Ashwagandha kullanımı stres ile beraber depresyon tedavisinde de kullanılabilir. Ashwagandha bu konuda o kadar etkili ki birçok ciddi depresyon hastasında tedaviye ek olarak kullanılabilir.

Burada bilinmesi gereken en önemli şey ise Ashwagandha’nın birçok antidepresan ile sinerjistik etkiye sahip olması.

Dolayısıyla antidepresan kullanan bireylerin Ashwagandha kullanırken mutlaka hekimine danışması gerekiyor.

İnflamasyonu azaltır

İnflamasyon birçok hastalığın riskini arttırır. Özellikle sürekli ve yoğun yaşanan inflamasyon.

İşte bu sebeple inflamasyonu azaltmak çok önemli.

Ashwagandha, özellikle ciddi inflamasyon azaltıcı özelliği ile biliniyor. Araştırmalar Ashwagandha kullanımının CRP düzeylerini azalttığını gösteriyor (6).

Ayrıca bahsetmek istediğim birkaç etki daha var.

Kolesterol ve trigliserit düzeyi düşüşü: Ashwagandha kötü kolesterol olarak bilinen LDL ve trigliserit düzeylerini kontrol amacıyla kullanılabilir (7).

Hafıza ve nöroprotektif etki: Ashwagandha beyin dokusunu koruyucu etki gösterebilir. Çünkü sertbest oksijen radikal düzeylerini ve kronik inflamasyonu azaltıyor. Ayrıca araştırmalar Ashwagandha’nın hafızayı geliştirebileceğini belirtmekte (8).

Testosteron seviyelerini arttırma: Ashwagandha aynı zamanda erkeklerde testosteron düzeylerini arttırmak için kullanılabilir. Ayrıca Ashwagandha sperm kalitesi ve sayısını arttırabilir (9, 10).

Ashwagandha kimler kullanabilir?

Ashwagandha oldukça etkili bir bitkisel destek. Bu sebeple dikkatli kullanılmalı.

Özellikle,

  • Gebeler ve emziren anneler,
  • Otoimmün hastalığı olanlar (tiroid, lupus, tip-1 diyabet),
  • Sürekli düşük kan şekerine sahip,

bireyler kullanmamalı.

Tavsiye ettiğim bireyler ise,

  • Yüksek kan şekerinden muzdarip (tip-2 diyabetik veya insülin direnci olan),
  • Kanser tedavisi gören (özellikle göğüs, akciğer, kolon),
  • Yoğun stres çeken,
  • Testosteron düzeyleri düşük,

olarak sıralanabilir. Ayrıca tüm bireylerde Ashwagandha kullanımı iyi incelenip mutlaka hekim kontrolünde yapılmalı.

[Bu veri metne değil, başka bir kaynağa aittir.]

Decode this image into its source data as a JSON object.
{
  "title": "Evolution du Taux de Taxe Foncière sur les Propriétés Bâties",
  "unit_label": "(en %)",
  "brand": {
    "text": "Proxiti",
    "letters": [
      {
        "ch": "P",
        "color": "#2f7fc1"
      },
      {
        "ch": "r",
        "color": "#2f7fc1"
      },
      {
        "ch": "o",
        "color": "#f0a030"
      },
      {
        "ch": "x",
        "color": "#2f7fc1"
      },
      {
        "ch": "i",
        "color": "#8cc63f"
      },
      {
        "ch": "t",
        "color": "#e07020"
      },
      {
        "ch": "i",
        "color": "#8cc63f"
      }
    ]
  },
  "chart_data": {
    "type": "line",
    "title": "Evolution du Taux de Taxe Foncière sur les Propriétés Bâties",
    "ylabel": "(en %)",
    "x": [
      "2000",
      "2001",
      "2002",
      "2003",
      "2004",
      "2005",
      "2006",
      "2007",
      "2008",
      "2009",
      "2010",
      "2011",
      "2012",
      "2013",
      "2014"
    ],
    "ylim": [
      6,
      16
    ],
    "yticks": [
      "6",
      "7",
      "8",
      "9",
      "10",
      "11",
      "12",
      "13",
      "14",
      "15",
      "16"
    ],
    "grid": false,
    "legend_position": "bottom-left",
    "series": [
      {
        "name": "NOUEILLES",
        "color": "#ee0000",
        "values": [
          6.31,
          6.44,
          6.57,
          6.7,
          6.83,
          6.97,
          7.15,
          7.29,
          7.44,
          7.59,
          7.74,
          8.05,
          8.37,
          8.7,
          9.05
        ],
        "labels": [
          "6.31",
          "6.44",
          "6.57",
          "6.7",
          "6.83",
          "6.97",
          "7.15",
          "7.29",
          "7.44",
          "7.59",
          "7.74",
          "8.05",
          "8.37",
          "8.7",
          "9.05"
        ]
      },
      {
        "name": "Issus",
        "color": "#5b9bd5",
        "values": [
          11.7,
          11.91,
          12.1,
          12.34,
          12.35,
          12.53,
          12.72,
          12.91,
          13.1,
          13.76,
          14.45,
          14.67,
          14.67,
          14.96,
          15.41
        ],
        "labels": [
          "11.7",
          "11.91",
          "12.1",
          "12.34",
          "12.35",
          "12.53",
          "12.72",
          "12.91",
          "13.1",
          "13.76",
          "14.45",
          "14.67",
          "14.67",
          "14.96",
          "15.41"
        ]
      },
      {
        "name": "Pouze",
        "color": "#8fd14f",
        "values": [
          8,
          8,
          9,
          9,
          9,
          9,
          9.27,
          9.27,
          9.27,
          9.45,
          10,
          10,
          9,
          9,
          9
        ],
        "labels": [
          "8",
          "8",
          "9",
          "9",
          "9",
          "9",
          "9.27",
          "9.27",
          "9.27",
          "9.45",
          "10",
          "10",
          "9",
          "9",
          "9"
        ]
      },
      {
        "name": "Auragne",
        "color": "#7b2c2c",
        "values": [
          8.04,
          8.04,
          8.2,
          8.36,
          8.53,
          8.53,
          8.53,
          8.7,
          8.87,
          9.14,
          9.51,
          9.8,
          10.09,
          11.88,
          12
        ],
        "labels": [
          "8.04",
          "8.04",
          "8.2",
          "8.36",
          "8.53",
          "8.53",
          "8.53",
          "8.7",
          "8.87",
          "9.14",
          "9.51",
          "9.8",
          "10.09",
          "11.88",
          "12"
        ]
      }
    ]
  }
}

Ashwagandha ne kadar ve nasıl kullanılmalı?

Ashwagandha ile ilgili birçok klinik araştırma var. Bu araştırmalar aşırı yüksek dozlar ile yapılmakla beraber ciddi bir toksik bulguya rastlanmamış durumda.

Ama araştırmalar düzenli ve sürekli kullanımdaki aşırı doz tüketim konusunda yetersiz. Bu sebeple uzun süreli (6 aydan fazla) kullanımlarda hekim kontrolü şart.

Tavsiye ettiğim doz ise günde bir kez 300-500 mg Ashwagandha ekstraktı olacak. Ama tabi ki kişiye özel doz belirlemesi çok daha önemli.

Sonuç: Ashwagandha oldukça faydalı ve doğru kullanıldığında etkili olabilecek bir bitkisel destek. Bu sebeple durumu iyi incelemeli ve fayda esasına bağlı olarak hekim kontrolünde kullanmalısınız.